The Timpanogos Special Service District met Thursday night and discussed a critical corrosion problem happening in some of the sewer's pipes, which could cost millions of dollars to fix.

A buildup of hydrogen sulfide gas, which creates sulfuric acid, has eaten away the top of the sewer pipe in several areas of the pipeline from Saratoga Springs to Lehi.

The pipes aren't in danger of overflowing. The gas is created from slow-flowing wastewater through the pipe, which allows solids to fall to the bottom of the pipe and creates the gas. Larry Bowen, district engineer, said the pipe is carrying only 20 percent of the carrying capacity volume. The corrosion takes place at the top of the pipe and works its way down.

The TSSD hired a consulting firm to look at the problems in the pipe and make recommendations for fixing them, Bowen said. The company, Odor and Corrosion Technology Consultants Inc., took samples of the acidity levels, measurements of the amount of concrete lost and air velocity and measurements of gas, air and wastewater sulfide content. OCTC's main recommendation for fixing and controlling the corrosion issues was to rehabilitate the line, Bowen said.

A chemical spray can be sprayed on the 11-year-old pipes that will attach to the top of the pipes and slow done corrosion levels. Bowen said it "doesn't last forever, but it will help right now."

OCTC also recommended new pumps at two lift stations before the water flows into the plant and adding chemical feeds to the pipes. To rehabilitate the problem areas and fix the lift stations would cost approximately $15 million.

Bowen said the $15 million fix would be the "most reasonable thing to do" but admitted it was hard to say if it was the best solution.

He said it's difficult to project the rate of corrosion in the long section of line. "If we slow it (corrosion) down enough it (the pipe) could last another 20 years or longer.

"I can guarantee you if we do what we've been talking about — feed chemical and change environments — I can guarantee the rates will slow down," Bowen added.
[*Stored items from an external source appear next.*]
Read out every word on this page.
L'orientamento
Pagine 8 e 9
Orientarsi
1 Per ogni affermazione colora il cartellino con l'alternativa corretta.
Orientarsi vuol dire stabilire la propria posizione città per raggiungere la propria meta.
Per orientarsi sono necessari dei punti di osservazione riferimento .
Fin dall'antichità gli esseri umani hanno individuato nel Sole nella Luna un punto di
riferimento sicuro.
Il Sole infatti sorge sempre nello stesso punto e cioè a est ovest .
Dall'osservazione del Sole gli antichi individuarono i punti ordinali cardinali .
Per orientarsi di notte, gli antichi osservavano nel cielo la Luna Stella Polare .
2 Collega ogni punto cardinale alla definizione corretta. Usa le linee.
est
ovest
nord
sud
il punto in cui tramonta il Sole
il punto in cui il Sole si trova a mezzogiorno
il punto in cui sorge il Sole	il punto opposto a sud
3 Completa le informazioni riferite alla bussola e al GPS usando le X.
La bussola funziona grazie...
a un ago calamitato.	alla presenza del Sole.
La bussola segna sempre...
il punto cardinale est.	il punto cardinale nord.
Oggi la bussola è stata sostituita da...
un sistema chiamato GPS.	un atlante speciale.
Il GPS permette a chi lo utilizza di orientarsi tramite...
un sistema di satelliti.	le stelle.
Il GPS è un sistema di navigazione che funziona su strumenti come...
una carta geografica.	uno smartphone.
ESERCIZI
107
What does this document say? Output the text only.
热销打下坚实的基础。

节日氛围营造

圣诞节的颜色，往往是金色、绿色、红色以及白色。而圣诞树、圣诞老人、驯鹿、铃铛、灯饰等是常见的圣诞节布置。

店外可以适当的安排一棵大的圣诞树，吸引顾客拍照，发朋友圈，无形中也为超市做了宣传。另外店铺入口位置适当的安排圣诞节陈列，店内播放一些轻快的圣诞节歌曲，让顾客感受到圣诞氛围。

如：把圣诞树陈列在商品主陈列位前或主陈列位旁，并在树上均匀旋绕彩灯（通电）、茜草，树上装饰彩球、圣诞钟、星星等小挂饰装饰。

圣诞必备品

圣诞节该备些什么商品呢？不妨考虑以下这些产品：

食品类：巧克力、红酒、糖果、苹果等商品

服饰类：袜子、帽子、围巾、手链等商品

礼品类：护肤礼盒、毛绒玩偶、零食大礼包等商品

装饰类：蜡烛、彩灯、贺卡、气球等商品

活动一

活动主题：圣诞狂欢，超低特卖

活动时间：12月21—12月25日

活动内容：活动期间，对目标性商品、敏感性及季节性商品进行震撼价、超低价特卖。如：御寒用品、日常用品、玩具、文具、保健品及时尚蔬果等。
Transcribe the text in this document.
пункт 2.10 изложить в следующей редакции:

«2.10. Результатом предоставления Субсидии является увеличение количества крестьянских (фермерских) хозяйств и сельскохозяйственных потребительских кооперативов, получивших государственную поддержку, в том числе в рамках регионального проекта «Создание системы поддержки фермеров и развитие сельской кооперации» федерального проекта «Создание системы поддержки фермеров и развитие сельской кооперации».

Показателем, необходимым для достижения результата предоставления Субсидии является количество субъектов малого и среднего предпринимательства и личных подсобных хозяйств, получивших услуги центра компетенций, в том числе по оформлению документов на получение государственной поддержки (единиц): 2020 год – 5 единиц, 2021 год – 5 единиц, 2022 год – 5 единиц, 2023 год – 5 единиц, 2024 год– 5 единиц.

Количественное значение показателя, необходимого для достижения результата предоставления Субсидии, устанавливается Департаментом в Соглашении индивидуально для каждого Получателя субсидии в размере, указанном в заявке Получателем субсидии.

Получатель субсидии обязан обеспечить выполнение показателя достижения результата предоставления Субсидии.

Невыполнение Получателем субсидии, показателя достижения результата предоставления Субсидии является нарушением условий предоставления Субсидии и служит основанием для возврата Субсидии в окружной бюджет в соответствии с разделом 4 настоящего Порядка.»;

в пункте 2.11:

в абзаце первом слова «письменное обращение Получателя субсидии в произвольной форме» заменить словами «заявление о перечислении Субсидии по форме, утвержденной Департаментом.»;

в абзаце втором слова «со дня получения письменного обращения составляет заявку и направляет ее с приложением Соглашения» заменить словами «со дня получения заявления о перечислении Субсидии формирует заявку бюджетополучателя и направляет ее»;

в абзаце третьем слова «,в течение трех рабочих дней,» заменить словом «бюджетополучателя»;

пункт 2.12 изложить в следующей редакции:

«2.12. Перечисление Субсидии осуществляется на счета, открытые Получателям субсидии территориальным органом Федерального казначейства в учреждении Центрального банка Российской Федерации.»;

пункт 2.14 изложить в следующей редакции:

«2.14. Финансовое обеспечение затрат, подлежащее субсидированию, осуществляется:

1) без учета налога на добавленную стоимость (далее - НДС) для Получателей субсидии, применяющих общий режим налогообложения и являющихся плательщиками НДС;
Board members for the TSSD recommended that both the finance committee and the engineering committee examine what the district can do to fix the problem. Garland Mayne, district manager, said the solution to the corrosion problem will need to be figured out sometime within the next two months so work can begin.

Because the project is considered rehabilitation, fee income cannot be used to pay for the project.